From the trail of clues available from the suspect’s social media activity, it appears that he had traveled to Ukraine in December, but that he decided to stay on and assist the defense effort after fighting broke out on February 24.
Some confusion about his exact role has been created by remarks made by Kyrgyzstan’s ambassador to Ukraine, Idris Kadyrkulov, after the GKNB announced the charges.
“It appears that he assists orderlies to [the Ukrainian] territorial defense units,” said the ambassador, thereby suggesting that the man was not directly involved in fighting.
Kadyrkulov said his embassy had offered the man assistance in returning to his home country but that the offer was refused.
This is not, in fact, the first known case of a Kyrgyz national playing an accessory role to the Ukrainian armed forces, which has raised questions about why the GKNB only chose to file a case in this instance.
Earlier this month, RFE/RL’s Kyrgyz service interviewed a man identified only by the pseudonym Kubanych uulu Dayirbek, who told the broadcaster he had likewise enlisted as an orderly in the Ukrainian army. Dayirbek had also gone to Ukraine in search of work and decided to stay once war broke out.

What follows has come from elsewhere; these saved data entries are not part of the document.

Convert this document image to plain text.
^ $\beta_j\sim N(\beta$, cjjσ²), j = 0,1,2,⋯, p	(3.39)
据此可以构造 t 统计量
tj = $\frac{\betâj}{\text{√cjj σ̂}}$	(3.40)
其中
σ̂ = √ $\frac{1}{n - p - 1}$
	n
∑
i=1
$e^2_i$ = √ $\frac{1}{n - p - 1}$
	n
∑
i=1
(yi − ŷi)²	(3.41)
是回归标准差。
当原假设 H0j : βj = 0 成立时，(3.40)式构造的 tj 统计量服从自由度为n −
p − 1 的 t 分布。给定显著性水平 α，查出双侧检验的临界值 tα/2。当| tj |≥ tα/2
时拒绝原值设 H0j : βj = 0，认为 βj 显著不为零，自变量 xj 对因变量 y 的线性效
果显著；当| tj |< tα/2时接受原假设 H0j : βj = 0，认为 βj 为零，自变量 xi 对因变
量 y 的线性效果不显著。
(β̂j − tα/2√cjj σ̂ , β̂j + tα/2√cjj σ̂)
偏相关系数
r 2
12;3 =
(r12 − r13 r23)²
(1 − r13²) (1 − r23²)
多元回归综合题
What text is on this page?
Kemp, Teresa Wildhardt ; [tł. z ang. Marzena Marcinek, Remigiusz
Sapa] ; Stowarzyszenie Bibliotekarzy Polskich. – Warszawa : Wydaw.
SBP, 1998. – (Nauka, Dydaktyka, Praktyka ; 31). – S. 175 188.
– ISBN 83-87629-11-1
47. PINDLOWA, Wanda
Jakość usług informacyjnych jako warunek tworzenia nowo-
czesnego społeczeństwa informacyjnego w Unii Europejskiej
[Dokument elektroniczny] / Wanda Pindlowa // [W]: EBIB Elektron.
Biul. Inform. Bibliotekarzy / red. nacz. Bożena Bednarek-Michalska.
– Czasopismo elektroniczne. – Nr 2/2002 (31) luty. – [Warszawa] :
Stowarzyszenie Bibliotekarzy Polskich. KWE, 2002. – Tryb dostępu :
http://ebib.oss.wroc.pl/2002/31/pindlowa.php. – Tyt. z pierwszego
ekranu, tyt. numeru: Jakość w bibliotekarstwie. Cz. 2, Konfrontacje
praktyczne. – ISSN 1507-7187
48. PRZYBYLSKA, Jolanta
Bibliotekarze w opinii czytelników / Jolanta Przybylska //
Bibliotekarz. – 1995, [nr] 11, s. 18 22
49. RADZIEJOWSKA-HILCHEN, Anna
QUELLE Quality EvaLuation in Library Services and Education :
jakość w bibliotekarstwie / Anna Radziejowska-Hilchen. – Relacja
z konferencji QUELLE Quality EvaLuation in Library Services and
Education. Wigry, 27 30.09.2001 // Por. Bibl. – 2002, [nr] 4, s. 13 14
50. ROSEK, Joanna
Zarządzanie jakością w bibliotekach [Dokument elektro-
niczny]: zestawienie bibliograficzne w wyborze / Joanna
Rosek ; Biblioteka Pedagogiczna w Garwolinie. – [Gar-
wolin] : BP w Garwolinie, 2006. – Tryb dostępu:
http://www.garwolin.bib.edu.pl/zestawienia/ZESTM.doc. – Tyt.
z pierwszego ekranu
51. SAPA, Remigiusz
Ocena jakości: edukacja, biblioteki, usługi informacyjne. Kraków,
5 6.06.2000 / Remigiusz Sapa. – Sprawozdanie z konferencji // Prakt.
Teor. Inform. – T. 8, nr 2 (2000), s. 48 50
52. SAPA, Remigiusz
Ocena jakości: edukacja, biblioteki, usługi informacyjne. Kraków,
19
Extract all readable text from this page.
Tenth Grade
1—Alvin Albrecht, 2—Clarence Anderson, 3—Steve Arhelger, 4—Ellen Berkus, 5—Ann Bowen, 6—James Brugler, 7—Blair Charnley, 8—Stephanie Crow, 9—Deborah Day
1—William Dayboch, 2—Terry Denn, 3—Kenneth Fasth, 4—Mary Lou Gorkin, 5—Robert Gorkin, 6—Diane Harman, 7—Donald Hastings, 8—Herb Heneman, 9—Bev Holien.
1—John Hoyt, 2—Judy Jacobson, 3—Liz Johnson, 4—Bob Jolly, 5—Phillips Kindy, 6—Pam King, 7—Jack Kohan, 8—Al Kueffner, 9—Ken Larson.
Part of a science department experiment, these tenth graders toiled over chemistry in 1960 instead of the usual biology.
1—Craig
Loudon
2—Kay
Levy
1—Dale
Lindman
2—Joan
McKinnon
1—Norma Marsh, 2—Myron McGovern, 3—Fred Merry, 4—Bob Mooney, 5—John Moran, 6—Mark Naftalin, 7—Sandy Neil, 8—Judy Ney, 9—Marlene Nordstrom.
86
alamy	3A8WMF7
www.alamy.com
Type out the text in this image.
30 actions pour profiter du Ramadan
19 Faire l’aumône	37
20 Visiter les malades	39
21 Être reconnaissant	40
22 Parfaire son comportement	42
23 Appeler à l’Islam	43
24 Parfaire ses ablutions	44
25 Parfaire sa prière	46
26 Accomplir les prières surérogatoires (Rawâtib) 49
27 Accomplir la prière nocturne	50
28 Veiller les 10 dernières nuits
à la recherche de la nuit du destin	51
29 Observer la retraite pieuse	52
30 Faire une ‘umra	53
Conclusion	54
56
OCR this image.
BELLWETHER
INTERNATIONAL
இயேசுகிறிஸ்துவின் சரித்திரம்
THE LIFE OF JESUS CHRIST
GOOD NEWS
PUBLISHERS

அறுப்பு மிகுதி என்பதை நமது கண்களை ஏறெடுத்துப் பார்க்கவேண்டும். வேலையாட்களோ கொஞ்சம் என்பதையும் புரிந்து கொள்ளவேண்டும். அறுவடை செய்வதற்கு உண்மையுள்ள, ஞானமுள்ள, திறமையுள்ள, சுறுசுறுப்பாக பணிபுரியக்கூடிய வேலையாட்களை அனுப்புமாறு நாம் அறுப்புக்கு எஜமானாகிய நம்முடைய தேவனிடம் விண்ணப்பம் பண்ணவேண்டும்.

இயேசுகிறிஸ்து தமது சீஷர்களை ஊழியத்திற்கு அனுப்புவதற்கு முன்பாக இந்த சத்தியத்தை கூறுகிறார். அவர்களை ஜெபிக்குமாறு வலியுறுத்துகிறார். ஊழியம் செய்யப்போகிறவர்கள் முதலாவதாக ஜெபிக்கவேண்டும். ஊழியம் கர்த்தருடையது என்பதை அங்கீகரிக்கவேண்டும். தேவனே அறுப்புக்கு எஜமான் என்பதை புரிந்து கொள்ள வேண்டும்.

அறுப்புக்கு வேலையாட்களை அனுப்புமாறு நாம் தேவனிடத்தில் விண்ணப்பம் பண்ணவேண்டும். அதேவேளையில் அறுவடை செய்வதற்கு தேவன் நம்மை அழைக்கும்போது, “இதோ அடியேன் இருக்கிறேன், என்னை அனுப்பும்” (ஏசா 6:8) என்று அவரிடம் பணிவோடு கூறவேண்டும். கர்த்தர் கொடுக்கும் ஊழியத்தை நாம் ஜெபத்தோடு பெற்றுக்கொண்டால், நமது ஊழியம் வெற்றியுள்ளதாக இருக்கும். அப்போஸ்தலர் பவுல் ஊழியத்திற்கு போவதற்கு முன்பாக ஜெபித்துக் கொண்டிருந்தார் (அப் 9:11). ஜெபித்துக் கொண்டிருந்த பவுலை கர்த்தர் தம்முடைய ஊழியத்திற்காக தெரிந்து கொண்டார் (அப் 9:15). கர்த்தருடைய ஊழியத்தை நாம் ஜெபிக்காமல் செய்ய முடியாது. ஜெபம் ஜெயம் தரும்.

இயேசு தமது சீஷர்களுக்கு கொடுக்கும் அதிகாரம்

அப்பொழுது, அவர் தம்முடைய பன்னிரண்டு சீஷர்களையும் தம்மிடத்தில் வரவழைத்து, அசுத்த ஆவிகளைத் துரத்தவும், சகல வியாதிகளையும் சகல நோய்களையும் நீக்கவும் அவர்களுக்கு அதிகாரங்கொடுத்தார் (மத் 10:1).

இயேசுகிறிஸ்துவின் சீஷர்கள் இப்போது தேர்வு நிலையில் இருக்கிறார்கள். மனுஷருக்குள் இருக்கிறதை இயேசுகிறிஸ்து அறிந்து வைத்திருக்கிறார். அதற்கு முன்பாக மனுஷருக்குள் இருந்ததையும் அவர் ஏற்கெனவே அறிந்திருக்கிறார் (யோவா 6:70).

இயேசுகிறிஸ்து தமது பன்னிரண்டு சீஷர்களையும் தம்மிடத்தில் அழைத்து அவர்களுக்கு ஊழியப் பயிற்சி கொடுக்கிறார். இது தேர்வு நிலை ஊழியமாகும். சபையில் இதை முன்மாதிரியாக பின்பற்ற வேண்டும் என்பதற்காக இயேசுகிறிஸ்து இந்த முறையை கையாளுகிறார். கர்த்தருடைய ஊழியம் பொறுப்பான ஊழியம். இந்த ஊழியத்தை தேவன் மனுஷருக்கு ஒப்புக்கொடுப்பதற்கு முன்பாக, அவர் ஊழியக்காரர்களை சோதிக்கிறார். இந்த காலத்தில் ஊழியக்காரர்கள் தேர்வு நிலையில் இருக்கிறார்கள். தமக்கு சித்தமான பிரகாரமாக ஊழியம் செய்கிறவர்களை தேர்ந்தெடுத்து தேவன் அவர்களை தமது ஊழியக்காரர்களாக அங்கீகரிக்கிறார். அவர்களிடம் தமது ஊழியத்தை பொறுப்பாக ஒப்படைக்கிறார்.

“We basically do not take part in clashes. We are engaged in the removal of the wounded from the red zone to safe areas,” Dayirbek said in the interview.
Bishkek has floundered in taking a categorical position on the war ever since hostilities began in February.
On February 26, two days after Russian forces embarked on their invasion, Russian President Vladimir Putin spoke by phone with his Kyrgyz counterpart, Sadyr Japarov.
In a Kremlin readout of the call, Japarov appeared to pin the blame for the conflict on Ukrainians, whom he accused of failing to abide by the terms of the 2014 Minsk peace agreement. The Russian statement likewise had Japarov expressing “support for the decisive action taken by the Russian side to protect the civilian population of the Donbass.”
Japarov’s own office put out a more neutered account, neither confirming nor denying the Kremlin readout, but noting only that the two leaders “exchanged opinions on international and regional security issues, including the situation unfolding around Ukraine.” Japarov’s spokesman later tried to clarify further by insisting that Bishkek favored negotiations as a way to prevent further death and destruction, but this was not enough to prevent the spat that followed.
On March 1, Ukraine’s President Volodomyr Zelenskiy declared at an emotionally charged briefing that Kyiv was recalling its ambassador to Bishkek “following Kyrgyzstan's statements to justify the aggression against Ukraine.”
A plausible explanation for Kyrgyzstan scrambling to pursue this particular criminal case is so that it might deter any of the several dozen Kyrgyz nationals still known to be in Ukraine from following the example of the man wanted by the GKNB. The secretary of the Security Council, Marat Imankulov, has again warned that Kyrgyz “citizens are forbidden from taking part in armed clashes abroad.”
What is unclear is whether this warning also extends to Kyrgyz nationals enlisting in the ranks of the Russian armed forces. All the Kyrgyz-born people who have reportedly died to date fighting for the Russians had previously obtained Russian citizenship, according to media reports. Should that change, it would be only further implicit confirmation of the depth of Bishkek’s loyalty to Moscow.
Nurbek Bekmurzaev is a writer in Bishkek.